Game Over (2019, Netflix) is one of those rare horrors treats that’s as creative and interesting as it is fun to watch. Psychology blends with the supernatural and a dash of slasher-flick to create a full-bodied thriller with plenty of twists and turns to keep you guessing up to the very end. The film’s protagonist is also a three-time ‘Cluvie — Indian, female, and neuro-atypical. This is a thinking person's horror movie for the “woke” crowd with just enough blood to satisfy slasher fans.
Spoilers ahead.
For those with a weak stomach for gore, the first five minutes of this film are not going to make you happy. Through the eyes of a stalker, we see a young woman going about her evening, completely unaware she’s being taped on video and followed. Her stalker captures her, tortures her, and kills her, all while we are forced to watch through his video recording. There’s a certain Psycho quality to this sequence, especially when we see the victim (via video) through a shower curtain.

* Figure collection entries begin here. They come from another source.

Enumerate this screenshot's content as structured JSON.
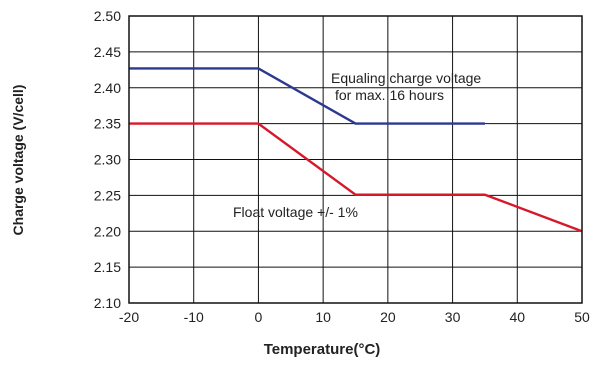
{
  "chart_data": {
    "type": "line",
    "title": "",
    "xlabel": "Temperature(°C)",
    "ylabel": "Charge voltage (V/cell)",
    "xlim": [
      -20,
      50
    ],
    "ylim": [
      2.1,
      2.5
    ],
    "x_ticks": [
      "-20",
      "-10",
      "0",
      "10",
      "20",
      "30",
      "40",
      "50"
    ],
    "y_ticks": [
      "2.50",
      "2.45",
      "2.40",
      "2.35",
      "2.30",
      "2.25",
      "2.20",
      "2.15",
      "2.10"
    ],
    "grid": true,
    "series": [
      {
        "name": "Equaling charge voltage for max. 16 hours",
        "color": "#2b3990",
        "points": [
          [
            -20,
            2.427
          ],
          [
            0,
            2.427
          ],
          [
            15,
            2.35
          ],
          [
            35,
            2.35
          ]
        ]
      },
      {
        "name": "Float voltage +/- 1%",
        "color": "#d7182a",
        "points": [
          [
            -20,
            2.35
          ],
          [
            0,
            2.35
          ],
          [
            15,
            2.251
          ],
          [
            35,
            2.251
          ],
          [
            50,
            2.2
          ]
        ]
      }
    ],
    "annotations": [
      {
        "lines": [
          "Equaling charge voltage",
          "for max. 16 hours"
        ],
        "series": 0
      },
      {
        "lines": [
          "Float voltage +/- 1%"
        ],
        "series": 1
      }
    ]
  }
}
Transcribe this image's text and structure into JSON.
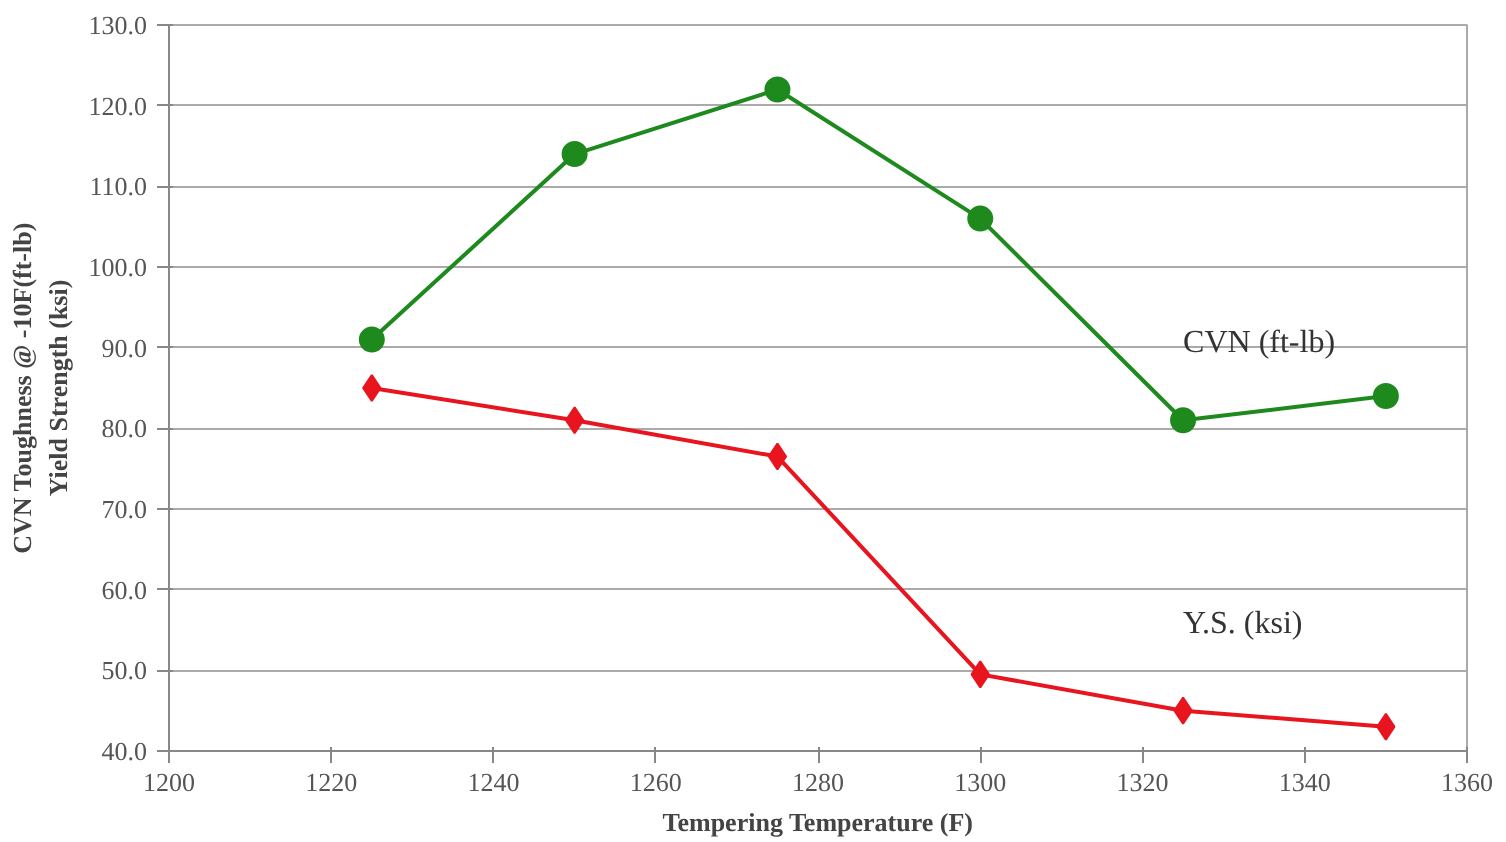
{
  "chart_data": {
    "type": "line",
    "xlabel": "Tempering Temperature (F)",
    "ylabel": "CVN Toughness @ -10F(ft-lb)\nYield Strength (ksi)",
    "x": [
      1225,
      1250,
      1275,
      1300,
      1325,
      1350
    ],
    "series": [
      {
        "name": "CVN (ft-lb)",
        "color": "#1e8a1e",
        "marker": "circle",
        "values": [
          91,
          114,
          122,
          106,
          81,
          84
        ]
      },
      {
        "name": "Y.S. (ksi)",
        "color": "#e8141e",
        "marker": "diamond",
        "values": [
          85,
          81,
          76.5,
          49.5,
          45,
          43
        ]
      }
    ],
    "xlim": [
      1200,
      1360
    ],
    "xticks": [
      1200,
      1220,
      1240,
      1260,
      1280,
      1300,
      1320,
      1340,
      1360
    ],
    "ylim": [
      40,
      130
    ],
    "yticks": [
      {
        "value": 40,
        "label": "40.0"
      },
      {
        "value": 50,
        "label": "50.0"
      },
      {
        "value": 60,
        "label": "60.0"
      },
      {
        "value": 70,
        "label": "70.0"
      },
      {
        "value": 80,
        "label": "80.0"
      },
      {
        "value": 90,
        "label": "90.0"
      },
      {
        "value": 100,
        "label": "100.0"
      },
      {
        "value": 110,
        "label": "110.0"
      },
      {
        "value": 120,
        "label": "120.0"
      },
      {
        "value": 130,
        "label": "130.0"
      }
    ],
    "grid": "y"
  }
}
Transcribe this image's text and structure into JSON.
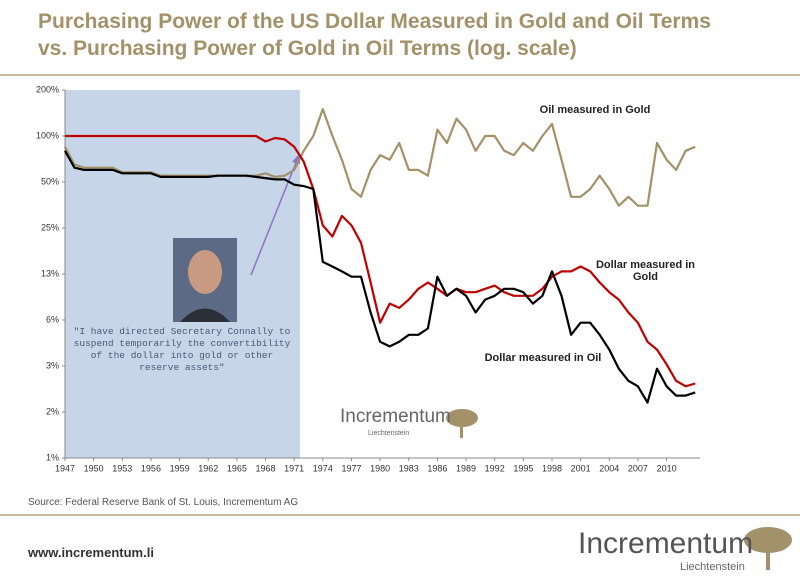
{
  "chart_data": {
    "type": "line",
    "title": "Purchasing Power of the US Dollar Measured in Gold and Oil Terms vs. Purchasing Power of Gold in Oil Terms (log. scale)",
    "log_scale": true,
    "highlight_range": [
      1947,
      1971.6
    ],
    "quote": "\"I have directed Secretary Connally to suspend temporarily the convertibility of the dollar into gold or other reserve assets\"",
    "source": "Source: Federal Reserve Bank of St. Louis, Incrementum AG",
    "website": "www.incrementum.li",
    "brand": "Incrementum",
    "brand_subtitle": "Liechtenstein",
    "x": [
      1947,
      1948,
      1949,
      1950,
      1951,
      1952,
      1953,
      1954,
      1955,
      1956,
      1957,
      1958,
      1959,
      1960,
      1961,
      1962,
      1963,
      1964,
      1965,
      1966,
      1967,
      1968,
      1969,
      1970,
      1971,
      1972,
      1973,
      1974,
      1975,
      1976,
      1977,
      1978,
      1979,
      1980,
      1981,
      1982,
      1983,
      1984,
      1985,
      1986,
      1987,
      1988,
      1989,
      1990,
      1991,
      1992,
      1993,
      1994,
      1995,
      1996,
      1997,
      1998,
      1999,
      2000,
      2001,
      2002,
      2003,
      2004,
      2005,
      2006,
      2007,
      2008,
      2009,
      2010,
      2011,
      2012,
      2013
    ],
    "xlim": [
      1947,
      2013.5
    ],
    "xticks": [
      1947,
      1950,
      1953,
      1956,
      1959,
      1962,
      1965,
      1968,
      1971,
      1974,
      1977,
      1980,
      1983,
      1986,
      1989,
      1992,
      1995,
      1998,
      2001,
      2004,
      2007,
      2010
    ],
    "ylim": [
      0.78125,
      200
    ],
    "yticks": [
      {
        "value": 0.78125,
        "label": "1%"
      },
      {
        "value": 1.5625,
        "label": "2%"
      },
      {
        "value": 3.125,
        "label": "3%"
      },
      {
        "value": 6.25,
        "label": "6%"
      },
      {
        "value": 12.5,
        "label": "13%"
      },
      {
        "value": 25,
        "label": "25%"
      },
      {
        "value": 50,
        "label": "50%"
      },
      {
        "value": 100,
        "label": "100%"
      },
      {
        "value": 200,
        "label": "200%"
      }
    ],
    "series": [
      {
        "name": "Oil measured in Gold",
        "color": "#a3916a",
        "values": [
          85,
          65,
          62,
          62,
          62,
          62,
          58,
          58,
          58,
          58,
          55,
          55,
          55,
          55,
          55,
          55,
          55,
          55,
          55,
          55,
          55,
          57,
          54,
          55,
          60,
          80,
          100,
          150,
          100,
          70,
          45,
          40,
          60,
          75,
          70,
          90,
          60,
          60,
          55,
          110,
          90,
          130,
          110,
          80,
          100,
          100,
          80,
          75,
          90,
          80,
          100,
          120,
          70,
          40,
          40,
          45,
          55,
          45,
          35,
          40,
          35,
          35,
          90,
          70,
          60,
          80,
          85
        ]
      },
      {
        "name": "Dollar measured in Gold",
        "color": "#c00000",
        "values": [
          100,
          100,
          100,
          100,
          100,
          100,
          100,
          100,
          100,
          100,
          100,
          100,
          100,
          100,
          100,
          100,
          100,
          100,
          100,
          100,
          100,
          92,
          97,
          95,
          85,
          68,
          45,
          26,
          22,
          30,
          26,
          20,
          11,
          6,
          8,
          7.5,
          8.5,
          10,
          11,
          10,
          9,
          10,
          9.5,
          9.5,
          10,
          10.5,
          9.5,
          9,
          9,
          9,
          10,
          12,
          13,
          13,
          14,
          13,
          11,
          9.5,
          8.5,
          7,
          6,
          4.5,
          4,
          3.2,
          2.5,
          2.3,
          2.4
        ]
      },
      {
        "name": "Dollar measured in Oil",
        "color": "#000000",
        "values": [
          80,
          62,
          60,
          60,
          60,
          60,
          57,
          57,
          57,
          57,
          54,
          54,
          54,
          54,
          54,
          54,
          55,
          55,
          55,
          55,
          54,
          53,
          52,
          52,
          48,
          47,
          45,
          15,
          14,
          13,
          12,
          12,
          7,
          4.5,
          4.2,
          4.5,
          5,
          5,
          5.5,
          12,
          9,
          10,
          9,
          7,
          8.5,
          9,
          10,
          10,
          9.5,
          8,
          9,
          13,
          9,
          5,
          6,
          6,
          5,
          4,
          3,
          2.5,
          2.3,
          1.8,
          3,
          2.3,
          2,
          2,
          2.1
        ]
      }
    ]
  }
}
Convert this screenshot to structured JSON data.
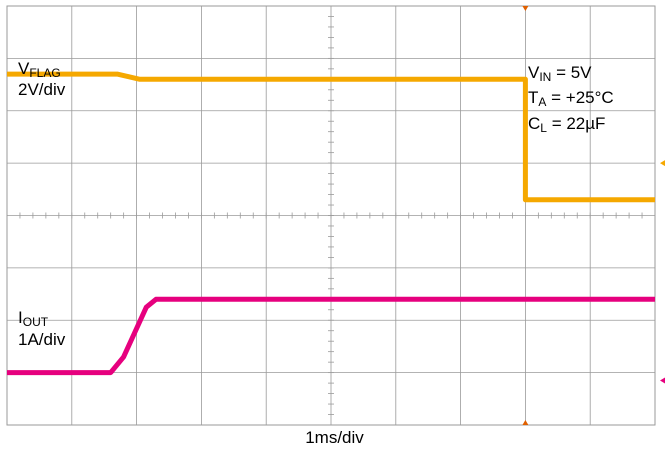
{
  "chart_data": {
    "type": "line",
    "instrument": "oscilloscope",
    "time_per_division": "1ms/div",
    "divisions": {
      "horizontal": 10,
      "vertical": 8
    },
    "grid": true,
    "series": [
      {
        "name": "VFLAG",
        "label_main": "V",
        "label_sub": "FLAG",
        "scale": "2V/div",
        "color": "#f5a800",
        "points_div": [
          [
            0,
            6.7
          ],
          [
            1.7,
            6.7
          ],
          [
            2.05,
            6.6
          ],
          [
            4.0,
            6.6
          ],
          [
            8.0,
            6.6
          ],
          [
            8.0,
            4.3
          ],
          [
            10,
            4.3
          ]
        ]
      },
      {
        "name": "IOUT",
        "label_main": "I",
        "label_sub": "OUT",
        "scale": "1A/div",
        "color": "#e6007e",
        "points_div": [
          [
            0,
            1.0
          ],
          [
            1.6,
            1.0
          ],
          [
            1.8,
            1.3
          ],
          [
            2.15,
            2.25
          ],
          [
            2.3,
            2.4
          ],
          [
            5.0,
            2.4
          ],
          [
            10,
            2.4
          ]
        ]
      }
    ],
    "conditions": [
      {
        "main": "V",
        "sub": "IN",
        "rest": " = 5V"
      },
      {
        "main": "T",
        "sub": "A",
        "rest": " = +25°C"
      },
      {
        "main": "C",
        "sub": "L",
        "rest": " = 22µF"
      }
    ]
  },
  "labels": {
    "vflag_main": "V",
    "vflag_sub": "FLAG",
    "vflag_scale": "2V/div",
    "iout_main": "I",
    "iout_sub": "OUT",
    "iout_scale": "1A/div",
    "vin_main": "V",
    "vin_sub": "IN",
    "vin_rest": " = 5V",
    "ta_main": "T",
    "ta_sub": "A",
    "ta_rest": " = +25°C",
    "cl_main": "C",
    "cl_sub": "L",
    "cl_rest": " = 22µF",
    "xscale": "1ms/div"
  },
  "colors": {
    "grid": "#9a9a9a",
    "vflag": "#f5a800",
    "iout": "#e6007e"
  }
}
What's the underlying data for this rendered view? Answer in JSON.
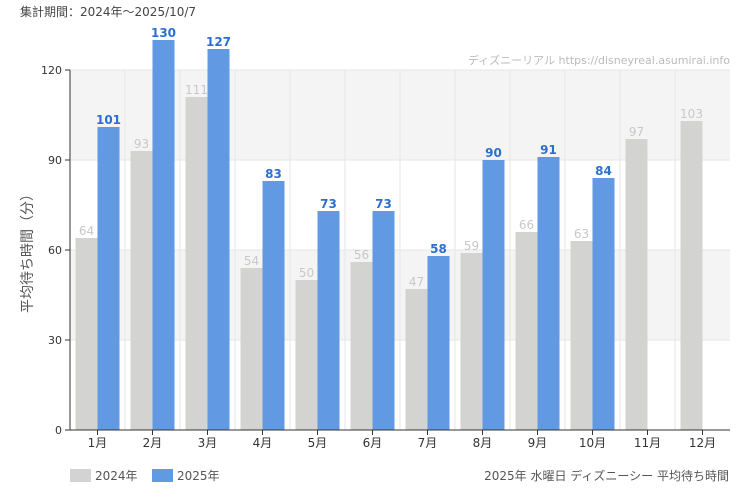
{
  "period": "集計期間：2024年～2025/10/7",
  "watermark": "ディズニーリアル https://disneyreal.asumirai.info",
  "footer_title": "2025年 水曜日 ディズニーシー 平均待ち時間",
  "chart_data": {
    "type": "bar",
    "ylabel": "平均待ち時間（分）",
    "ylim": [
      0,
      120
    ],
    "yticks": [
      0,
      30,
      60,
      90,
      120
    ],
    "categories": [
      "1月",
      "2月",
      "3月",
      "4月",
      "5月",
      "6月",
      "7月",
      "8月",
      "9月",
      "10月",
      "11月",
      "12月"
    ],
    "series": [
      {
        "name": "2024年",
        "color": "#d3d3d1",
        "label_color": "#c8c8c8",
        "values": [
          64,
          93,
          111,
          54,
          50,
          56,
          47,
          59,
          66,
          63,
          97,
          103
        ]
      },
      {
        "name": "2025年",
        "color": "#6199e2",
        "label_color": "#2d6fd0",
        "values": [
          101,
          130,
          127,
          83,
          73,
          73,
          58,
          90,
          91,
          84,
          null,
          null
        ]
      }
    ],
    "grid": true,
    "legend": "bottom-left"
  }
}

Cut to a year later. Swapna (the incredibly talented Taapsee Pannu) is a video game designer who appears to be just living her life as normally as possible. Her live-in housekeeper Kalamma (Vinodhini Vaidynathan) reminds Swapna that it’s almost New Year’s. This triggers Swampna’s PTSD; later in the film, we’ll learn that at a party last New Year’s Eve, Swapna was bound, gagged, and sexually assaulted in a dark room. She now fears the dark and suffers from panic attacks. Adding insult to injury, her ordeal was caught on camera and uploaded for titillation. She’s recognized when she goes out for coffee, but her “fans” are turned on rather than ashamed.
Swapna also has a gamer tattoo on her forearm. Her tattoo was accidentally made with “memorial” ink; ink mixed with someone’s ashes. The mother of the first victim (whose name was Amrutha) was meant to be tattooed with her daughter’s ashes. The two women meet face to face and Amrutha’s mother finds closure.